A call to action for vendors
That call doesn’t just stop at schools. These released items should have a major impact on the mindsets of digital assessment vendors. The bar for online assessment has been raised, and vendors can benefit from an enormous bump in demand for platforms like ActivProgress, Mastery Connect, and Illuminate T&A.
Keep in mind, vendors: these demands will come with greatly raised expectations, especially as it relates to new question types (drag-and-drop selections, successive dependent multiple choice questions, graphing input answers, and equation editor input answers, to name a few).
But it won’t stop there. The bar will also be raised for tools and features of the testing environment. The PARCC items boast a test-taking environment that includes things like the ability to flag questions, tabbed multi-part passages, and type-restricted input boxes--as well essential test-taking tools like protractors. These features have instantly become the baseline for quality and feature sets for online assessment tools.

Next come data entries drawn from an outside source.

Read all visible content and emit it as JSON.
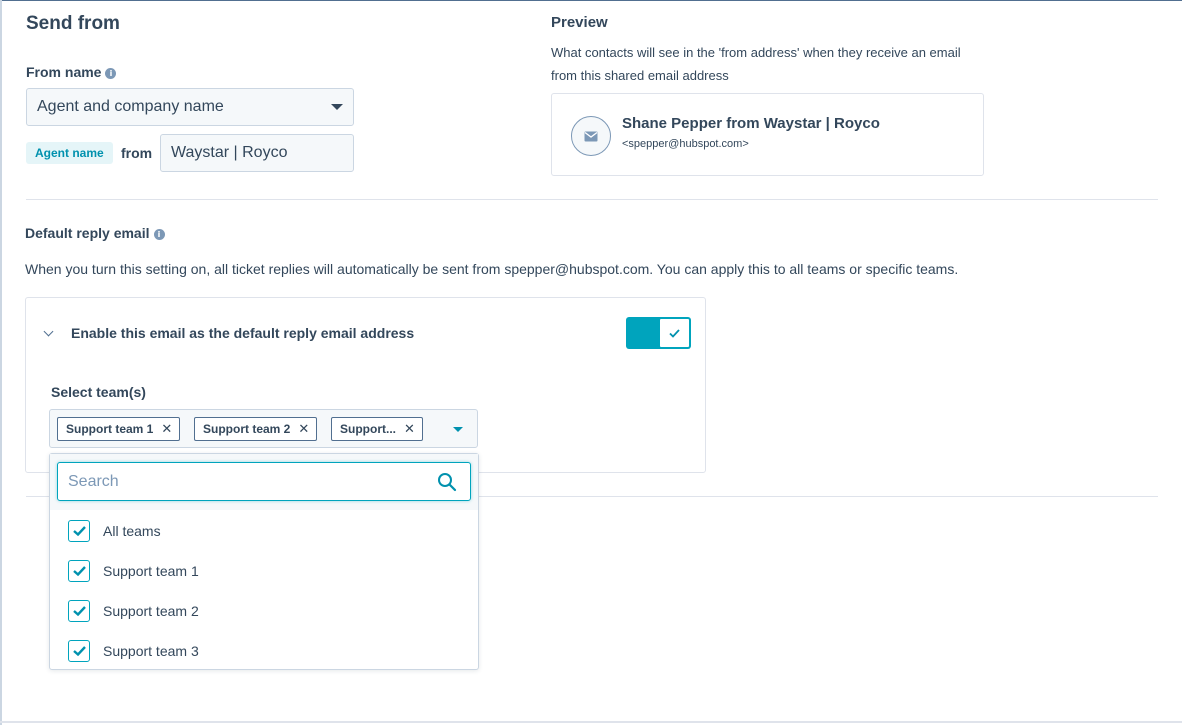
{
  "send_from": {
    "title": "Send from",
    "from_name_label": "From name",
    "from_name_select_value": "Agent and company name",
    "agent_token": "Agent name",
    "from_word": "from",
    "company_value": "Waystar | Royco"
  },
  "preview": {
    "title": "Preview",
    "description": "What contacts will see in the 'from address' when they receive an email from this shared email address",
    "sender_name": "Shane Pepper from Waystar | Royco",
    "sender_email": "<spepper@hubspot.com>",
    "avatar_icon": "email-envelope-icon"
  },
  "default_reply": {
    "title": "Default reply email",
    "description": "When you turn this setting on, all ticket replies will automatically be sent from spepper@hubspot.com. You can apply this to all teams or specific teams.",
    "enable_label": "Enable this email as the default reply email address",
    "toggle_on": true,
    "select_teams_label": "Select team(s)",
    "selected_chips": [
      "Support team 1",
      "Support team 2",
      "Support..."
    ],
    "search_placeholder": "Search",
    "options": [
      {
        "label": "All teams",
        "checked": true
      },
      {
        "label": "Support team 1",
        "checked": true
      },
      {
        "label": "Support team 2",
        "checked": true
      },
      {
        "label": "Support team 3",
        "checked": true
      }
    ]
  },
  "colors": {
    "accent": "#00a4bd",
    "text": "#33475b",
    "border": "#cbd6e2"
  }
}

In basic terms? Gone are the days of your grandmother’s 4-function digital calculator (like the one found on the NWEA MAP exams).
When a school director or district official speaks with vendors on the topic of digital assessment platforms, the first and most important question they will ask vendors is, “Does this assessment platform have everything that PARCC/Smarter Balanced does?” If the answer is no, schools will pass you by.
Building compatibility capabilities
Additionally, I see a second call to action for edtech companies--a call for technology-enhanced question compatibility amongst assessment vendors.
In the good ol’ days of pre-PARCC digital assessment, it was fairly easy to transfer question content from one tool/software to another. Item banks from publishers could be easily imported into just about any external assessment tools.
Because of this content integration, school and district leaders could evaluate the assessment author independently from the assessment administration tool. We appreciated this at DSST--we could shop for the highest quality, most well-written assessment items, and then import them (after exporting into WebCT3 or Angel formats) into the test administration tool that best fits our needs.
But now, there’s a problem.
PARCC has taken a different direction with question types, so we no longer have a way for a vendor’s question content to be pulled into another vendor’s platform.
What this means is that for the time being, when schools, districts, and charter school organizations search for high quality, CCSS-aligned item banks from assessment authors, they will have to assess question content and assessment administration tools as a package deal. Unfortunately, this problem is accentuated by the fact that we often see companies commit their energy and resources to one or the other. The vendors with the highest quality, strongest rigor activities often don’t have the highest quality tool for creating assessments, administering them to students, and/or breaking down the resulting data.
So vendors, it’s up to you. One of the original goals behind the shift to Common Core was to enable national collaboration. Now, vendors have a unique and powerful opportunity to support this type of collaboration by through sharing and assessment interoperability. Who will be the first to accept this call to action? Only time will tell.
Further steps
Without question, the most important area that school and edtech industry leaders should be focusing on throughout the Common Core transition is meeting the intense instructional challenges of these new standards. But in my opinion, a strong part of that transition should relate to how we’re meeting the challenges of more rigorous and robust digital assessment on a daily basis.
Ultimately, my hope is that PARCC’s released items won’t go overlooked. They will raise the bar of expectations for digital assessment platforms across the country, and my plea to you is this: schools and vendors, prepare now to meet that bar.